Ob in Sepia laviert "nach Tiepolo" wie dieses echte image choque mit dem sarkastischem Titel "Brot für die Welt" oder im Stile der altdeutschen oder flämischen Landschaftsmalerei - Kahl durchstreift die Kunstgeschichte wie ein schelmischer Flaneur und nimmt sich, was er so braucht für seine grotesk-komischen Visionen. Und damit ist er, wie die Kasseler Ausstellung eindrucksvoll bestätigt, neben Michael Sowa einer der originellsten.
Sicher, noch geht es dem Satyr mit dem Bockshuf vor den großen Museen wie den armen Hunden vor der Fleischerei: wir müssen draußen bleiben. Doch es ist alles eine Frage der Zeit. Als Max Ernst 1926 erstmals sein Bild "Die Jungfrau verhaut das Jesuskind" der stauenden Öffentlichkeit präsentierte, konnte die Kirche die Schließung der Ausstellung durchsetzen. Heute wird zwar manches Gotteshaus geschlossen, das verhauene Jesuskind von Max Ernst aber gehört zu den Inkunabeln der Moderne.

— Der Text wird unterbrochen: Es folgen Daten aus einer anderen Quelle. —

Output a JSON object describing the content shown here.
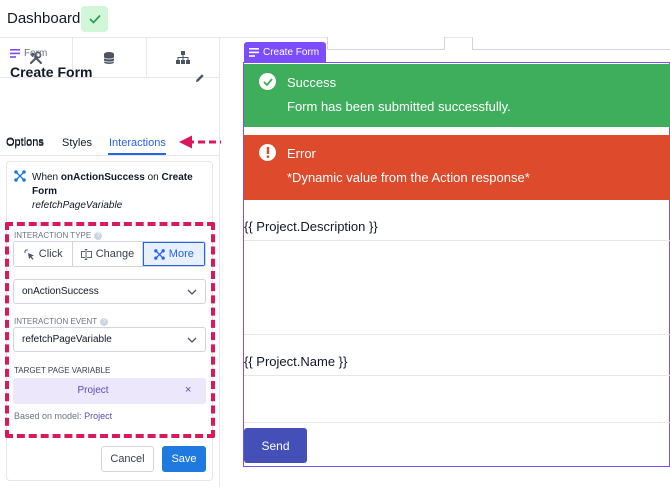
{
  "topbar": {
    "title": "Dashboard",
    "confirm_icon": "check-icon"
  },
  "left_panel": {
    "tool_tabs": [
      {
        "icon": "tools-icon"
      },
      {
        "icon": "database-icon"
      },
      {
        "icon": "sitemap-icon"
      }
    ],
    "component_type": "Form",
    "component_title": "Create Form",
    "tabs": {
      "options": "Options",
      "styles": "Styles",
      "interactions": "Interactions"
    },
    "summary": {
      "prefix": "When",
      "event": "onActionSuccess",
      "on": "on",
      "target": "Create Form",
      "action": "refetchPageVariable"
    },
    "interaction_type": {
      "label": "INTERACTION TYPE",
      "options": {
        "click": "Click",
        "change": "Change",
        "more": "More"
      },
      "selected": "More"
    },
    "trigger_select": "onActionSuccess",
    "interaction_event": {
      "label": "INTERACTION EVENT",
      "value": "refetchPageVariable"
    },
    "target_page_variable": {
      "label": "TARGET PAGE VARIABLE",
      "value": "Project",
      "remove": "×"
    },
    "model": {
      "prefix": "Based on model:",
      "name": "Project"
    },
    "buttons": {
      "cancel": "Cancel",
      "save": "Save"
    }
  },
  "canvas": {
    "component_tag": "Create Form",
    "success": {
      "title": "Success",
      "message": "Form has been submitted successfully."
    },
    "error": {
      "title": "Error",
      "message": "*Dynamic value from the Action response*"
    },
    "fields": [
      {
        "label": "{{ Project.Description }}"
      },
      {
        "label": "{{ Project.Name }}"
      }
    ],
    "submit": "Send"
  },
  "colors": {
    "accent": "#2563eb",
    "highlight_dashed": "#d9195a",
    "success": "#3fae5c",
    "error": "#dd4b2c",
    "component": "#7c4dff",
    "send": "#4450b8"
  }
}
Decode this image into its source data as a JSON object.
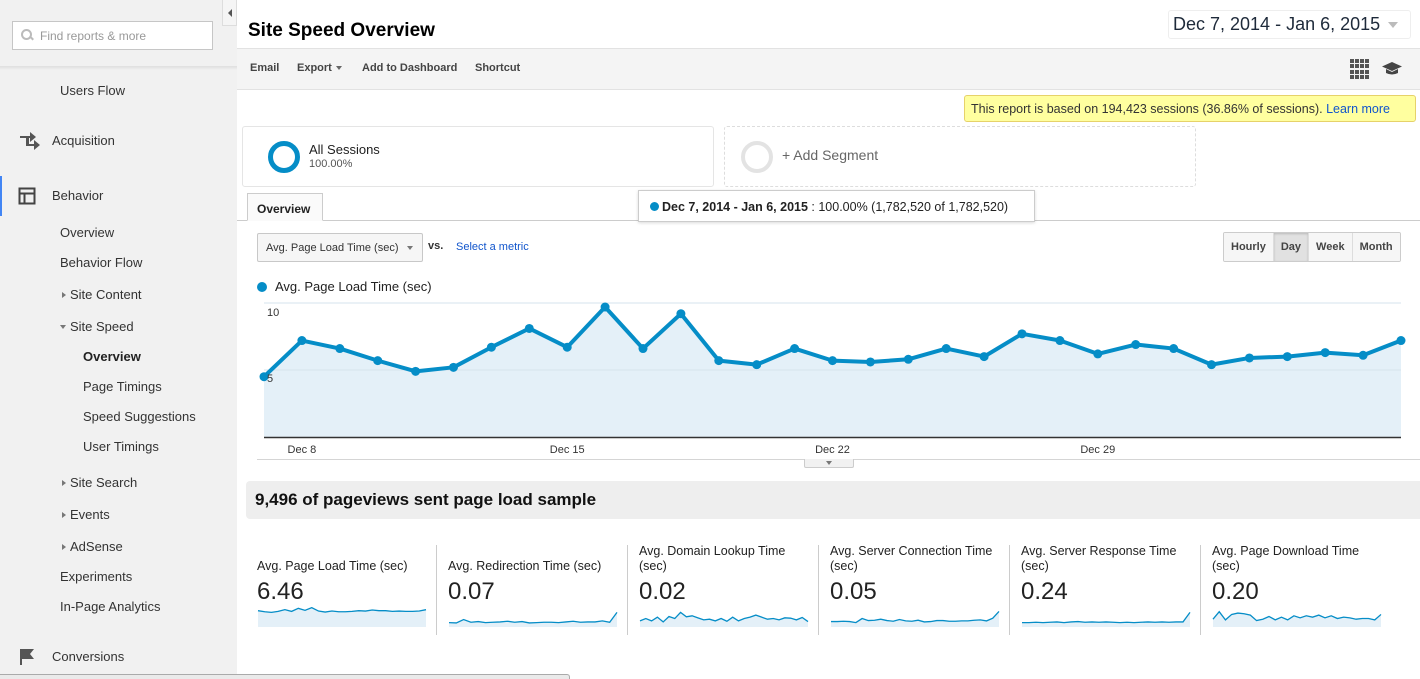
{
  "sidebar": {
    "search_placeholder": "Find reports & more",
    "items": {
      "users_flow": "Users Flow",
      "acquisition": "Acquisition",
      "behavior": "Behavior",
      "overview": "Overview",
      "behavior_flow": "Behavior Flow",
      "site_content": "Site Content",
      "site_speed": "Site Speed",
      "ss_overview": "Overview",
      "page_timings": "Page Timings",
      "speed_suggestions": "Speed Suggestions",
      "user_timings": "User Timings",
      "site_search": "Site Search",
      "events": "Events",
      "adsense": "AdSense",
      "experiments": "Experiments",
      "in_page_analytics": "In-Page Analytics",
      "conversions": "Conversions"
    }
  },
  "header": {
    "title": "Site Speed Overview",
    "date_range": "Dec 7, 2014 - Jan 6, 2015"
  },
  "toolbar": {
    "email": "Email",
    "export": "Export",
    "add_to_dashboard": "Add to Dashboard",
    "shortcut": "Shortcut"
  },
  "sampling": {
    "text": "This report is based on 194,423 sessions (36.86% of sessions).",
    "link": "Learn more"
  },
  "segments": {
    "all_name": "All Sessions",
    "all_pct": "100.00%",
    "add_label": "+ Add Segment"
  },
  "tabs": {
    "overview": "Overview"
  },
  "tooltip": {
    "range": "Dec 7, 2014 - Jan 6, 2015",
    "detail": " : 100.00% (1,782,520 of 1,782,520)"
  },
  "metric_selector": {
    "selected": "Avg. Page Load Time (sec)",
    "vs": "vs.",
    "select_metric": "Select a metric"
  },
  "periods": {
    "hourly": "Hourly",
    "day": "Day",
    "week": "Week",
    "month": "Month",
    "active": "Day"
  },
  "colors": {
    "accent": "#058dc7",
    "area_fill": "#e4f0f8",
    "link": "#1155cc",
    "note_bg": "#ffff9f"
  },
  "chart_data": {
    "type": "area",
    "title": "",
    "legend": [
      "Avg. Page Load Time (sec)"
    ],
    "legend_position": "top-left",
    "ylabel": "",
    "xlabel": "",
    "ylim": [
      0,
      10
    ],
    "yticks": [
      "10",
      "5"
    ],
    "ytick_values": [
      10,
      5
    ],
    "xtick_labels": [
      "Dec 8",
      "Dec 15",
      "Dec 22",
      "Dec 29"
    ],
    "xtick_indices": [
      1,
      8,
      15,
      22
    ],
    "x": [
      "Dec 7",
      "Dec 8",
      "Dec 9",
      "Dec 10",
      "Dec 11",
      "Dec 12",
      "Dec 13",
      "Dec 14",
      "Dec 15",
      "Dec 16",
      "Dec 17",
      "Dec 18",
      "Dec 19",
      "Dec 20",
      "Dec 21",
      "Dec 22",
      "Dec 23",
      "Dec 24",
      "Dec 25",
      "Dec 26",
      "Dec 27",
      "Dec 28",
      "Dec 29",
      "Dec 30",
      "Dec 31",
      "Jan 1",
      "Jan 2",
      "Jan 3",
      "Jan 4",
      "Jan 5",
      "Jan 6"
    ],
    "series": [
      {
        "name": "Avg. Page Load Time (sec)",
        "values": [
          4.5,
          7.2,
          6.6,
          5.7,
          4.9,
          5.2,
          6.7,
          8.1,
          6.7,
          9.7,
          6.6,
          9.2,
          5.7,
          5.4,
          6.6,
          5.7,
          5.6,
          5.8,
          6.6,
          6.0,
          7.7,
          7.2,
          6.2,
          6.9,
          6.6,
          5.4,
          5.9,
          6.0,
          6.3,
          6.1,
          7.2
        ]
      }
    ],
    "grid": true
  },
  "sample_summary": "9,496 of pageviews sent page load sample",
  "scorecards": [
    {
      "label": "Avg. Page Load Time (sec)",
      "value": "6.46",
      "spark": [
        4.5,
        4.2,
        4.0,
        4.3,
        4.8,
        4.3,
        5.2,
        4.6,
        5.4,
        4.4,
        4.1,
        4.4,
        4.2,
        4.2,
        4.3,
        4.5,
        4.4,
        4.7,
        4.5,
        4.5,
        4.3,
        4.4,
        4.3,
        4.3,
        4.4,
        4.8
      ]
    },
    {
      "label": "Avg. Redirection Time (sec)",
      "value": "0.07",
      "spark": [
        1.0,
        0.9,
        1.9,
        1.1,
        1.3,
        1.0,
        1.1,
        1.2,
        1.4,
        1.1,
        1.3,
        0.9,
        1.0,
        1.1,
        1.1,
        1.0,
        1.2,
        1.4,
        1.1,
        1.2,
        1.2,
        1.5,
        1.1,
        4.0
      ]
    },
    {
      "label": "Avg. Domain Lookup Time (sec)",
      "value": "0.02",
      "spark": [
        1.5,
        2.2,
        1.5,
        2.6,
        1.2,
        2.8,
        2.2,
        4.0,
        2.7,
        3.0,
        2.4,
        1.8,
        2.0,
        1.5,
        2.2,
        1.4,
        2.6,
        1.5,
        2.2,
        2.6,
        3.2,
        2.6,
        2.0,
        2.2,
        1.8,
        2.4,
        2.3,
        1.8,
        2.5,
        1.3
      ]
    },
    {
      "label": "Avg. Server Connection Time (sec)",
      "value": "0.05",
      "spark": [
        1.3,
        1.3,
        1.4,
        1.3,
        1.0,
        2.2,
        1.6,
        1.7,
        2.0,
        1.6,
        1.4,
        1.9,
        1.5,
        1.4,
        1.7,
        1.2,
        1.3,
        1.6,
        1.6,
        1.4,
        1.4,
        1.5,
        1.5,
        1.7,
        1.8,
        1.5,
        2.3,
        4.3
      ]
    },
    {
      "label": "Avg. Server Response Time (sec)",
      "value": "0.24",
      "spark": [
        1.0,
        1.0,
        1.1,
        1.0,
        1.1,
        1.2,
        1.0,
        1.2,
        1.3,
        1.1,
        1.2,
        1.1,
        1.2,
        1.1,
        1.0,
        1.1,
        1.0,
        1.1,
        1.2,
        1.1,
        1.2,
        1.1,
        1.2,
        1.2,
        4.0
      ]
    },
    {
      "label": "Avg. Page Download Time (sec)",
      "value": "0.20",
      "spark": [
        2.0,
        4.2,
        1.8,
        3.4,
        3.8,
        3.6,
        3.2,
        1.6,
        2.0,
        2.8,
        1.8,
        2.6,
        1.8,
        3.0,
        2.4,
        3.0,
        2.6,
        3.2,
        2.4,
        3.0,
        2.2,
        2.6,
        2.4,
        2.0,
        2.2,
        2.2,
        1.8,
        3.4
      ]
    }
  ]
}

Man möchte dies auch für das eine oder andere Bild von Ernst Kahl prophezeien, der da zu Recht von sich behauptet: "Ich mache nun einfach auch manchmal Meisterwerke". Kahls Lieblingsvorstellung allerdings, seinen Christus mit Dornenkrone, in der ein kleiner Raubvogel nistet, einmal im Gekreuzigtensaal der alten Pinakothek inmitten alter Meister hängen zu sehen, wird wohl - denkt man an das jüngste Kruzifix der Bayern - sobald nicht in Erfüllung gehen.

O-Ton 3 E. Kahl: Das ist 'ne völlige Fehlentwicklung. In Kunstmuseen umschleicht es einen förmlich, 'ne Kühle, 'ne Ehrfurcht. Man glaubt sich in einem Bankhaus, echt schade, daß in Museen nie gelacht wird. Die Kunst sollte den Menschen auch in seiner ganzen Lächerlichkeit zeigen, könnte die Kunst auch dazu beitragen, daß der Mensch sich nicht so ernst nimmt.